Geçen Perşembe (23 Kasım 2017) bu köşede, “Bir avuç dolar için” başlıklı bir yazı yer aldı.
( http://www.gazetevatan.com/murat-celik-1120946-yazar-yazisi-bir-avuc-dolar-icin-/)
Cami minarelerinin adeta baz istasyonu direklerine dönüştüğünü anlatan bir yazıydı geçen haftaki.
Yazı üzerine Diyanet İşleri Başkanlığı ya da ilgili bir başka devlet kurumundan herhangi bir açıklama gelmedi mevzuya dair.
Ama çok sayıda mesaj aldım okurlardan.
***
Mesajlardaki bilgiler, konunun farklı ve dikkat çekici birçok boyutu olduğunu gösteriyor. İlginç iddialar var...
Mesela bir okurum şu notları iletmiş:
- Yazınızda bahsettiğiniz 5 bin ABD Doları kira, minimum bedel. Bazı yerlerde kira bedeli pazarlığa tabi. 10 bin Dolarlık yerler de var Ankara’da. Caminin yerine ve sözleşmenin eski olma durumuna göre rakam 10 bin Dolar’ın üstüne bile çıkabiliyor. İki yıl önce, baktılar ki maliyet yükseliyor, GSM firmaları aralarında anlaşıp tavan kira bedelini 10 bin Dolar olarak belirlediler. Bu arada son dönemlerde artık Dolar değil, TL üzerinden yapılıyor kira sözleşmeleri.
***
Bir başka okur diyor ki;
- Camilerin böyle bir kaynağa ihtiyacı var tamam ama Cuma çıkışlarında kurulan yardım kutuları, malum, sadece o cami için olmuyor genellikle. Civardaki başka camilerin yardımlaşma derneklerine de destek oluyor cemaat. Dolayısıyla, hepimiz 3-5 lira fazla versek o maddi ihtiyaç karşılanır zaten. Yani baz istasyonlarıyla minarelerimizi o hâle getirmeye gerek kalmaz.
***
Bir diğer ilgili, duyarlı ve belli ki konu hakkında ortalamanın üzerinde bilgili okurdan gelen mesaj da şöyle:
- Murat bey, bu baz istasyonları konusunu biraz daha kurcalayın, bakın daha neler çıkar. Baz istasyonları standartlara uygun olması halinde insan sağlığına, öyle söylendiği gibi bir tehdit oluşturmuyor aslında. Lâkin bizim camilerimizin minarelerinde genellikle her üç GSM operatörünün baz istasyonları da var.

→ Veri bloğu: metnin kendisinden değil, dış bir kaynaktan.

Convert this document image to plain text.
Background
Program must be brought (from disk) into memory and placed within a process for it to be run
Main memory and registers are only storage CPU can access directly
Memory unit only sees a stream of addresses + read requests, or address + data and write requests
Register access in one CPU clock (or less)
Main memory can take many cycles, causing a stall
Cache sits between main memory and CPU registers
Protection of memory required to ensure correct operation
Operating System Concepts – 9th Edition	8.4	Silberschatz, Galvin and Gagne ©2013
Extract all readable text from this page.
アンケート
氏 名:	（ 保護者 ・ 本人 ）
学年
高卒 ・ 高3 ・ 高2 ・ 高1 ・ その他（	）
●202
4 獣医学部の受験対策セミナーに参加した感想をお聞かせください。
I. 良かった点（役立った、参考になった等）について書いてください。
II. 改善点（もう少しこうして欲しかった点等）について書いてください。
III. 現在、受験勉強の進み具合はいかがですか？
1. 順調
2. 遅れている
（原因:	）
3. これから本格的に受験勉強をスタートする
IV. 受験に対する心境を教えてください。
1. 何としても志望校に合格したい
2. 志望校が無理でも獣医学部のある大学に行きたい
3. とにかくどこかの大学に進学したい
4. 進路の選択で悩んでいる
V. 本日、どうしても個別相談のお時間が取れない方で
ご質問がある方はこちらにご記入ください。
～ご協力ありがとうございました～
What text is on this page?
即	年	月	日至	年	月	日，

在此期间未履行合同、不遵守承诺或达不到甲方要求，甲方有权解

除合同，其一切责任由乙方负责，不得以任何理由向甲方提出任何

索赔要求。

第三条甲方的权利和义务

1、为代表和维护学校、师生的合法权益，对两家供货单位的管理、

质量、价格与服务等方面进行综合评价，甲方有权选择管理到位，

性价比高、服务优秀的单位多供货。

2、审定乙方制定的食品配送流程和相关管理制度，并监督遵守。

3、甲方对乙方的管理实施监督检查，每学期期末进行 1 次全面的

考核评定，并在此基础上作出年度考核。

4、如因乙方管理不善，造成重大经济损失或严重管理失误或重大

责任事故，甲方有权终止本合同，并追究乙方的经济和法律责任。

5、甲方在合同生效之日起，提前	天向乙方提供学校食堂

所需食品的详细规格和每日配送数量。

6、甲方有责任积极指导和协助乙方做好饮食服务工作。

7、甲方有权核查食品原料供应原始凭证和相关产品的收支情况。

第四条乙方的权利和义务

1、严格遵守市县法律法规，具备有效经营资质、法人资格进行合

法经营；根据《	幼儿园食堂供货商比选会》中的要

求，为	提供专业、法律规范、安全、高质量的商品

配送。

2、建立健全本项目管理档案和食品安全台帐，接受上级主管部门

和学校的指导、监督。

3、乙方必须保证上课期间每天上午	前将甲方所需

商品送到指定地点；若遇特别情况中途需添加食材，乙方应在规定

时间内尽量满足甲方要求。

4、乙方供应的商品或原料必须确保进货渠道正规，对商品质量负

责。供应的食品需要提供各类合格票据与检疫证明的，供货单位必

- Daha da önemlisi, bu baz istasyonlarının birçoğu mevzuatta yer alan yasal çıkış gücü limitlerinin üstünde çalışıyor. Konu aslında BTK’nın (Bilgi Teknoloji Kurumu) denetiminde. Zaman zaman teknik denetlemeler de yapılıyor ama nasıl oluyor bilmiyorum, bir şekilde olması gerektiğinden yüksek güçte çalıştırılıyor baz istasyonlarının büyük kısmı. Bizler, cep telefonlarımız her yerde gayet iyi çekiyor diye memnunuz belki ama aynı zamanda belki de sağlığımız tehdit altında.
- Cami minarelerindekiler dışında bir konu daha var baz istasyonlarıyla ilgili. Özellikle istasyon direklerinin kurulduğu ilk yıllarda, birçok yerde GSM şirketleriyle sözleşme yapanların çoğunun kiralama yetkisi yok biliyor musunuz? Yani adam şirketle anlaşmış, direk dikilmiş, çalışıyor ama o baz istasyonunun koyulduğu yer, kiraya veren kişiye ait değil. Bazısı başka şahıslara, bazısı belediyelere, devlete ait arazilere kurulmuş birçok baz istasyonu var. Bu meseleyle ilgili devam eden davalar da var.
***
Durum böyle...
Tahmin edersiniz ki, gelen mesajların hepsini değil, sadece ciddiye alınacak türden olanları paylaştım sizlerle. İddialara bakılırsa, konunun halledilmesi gereken birçok yönü var.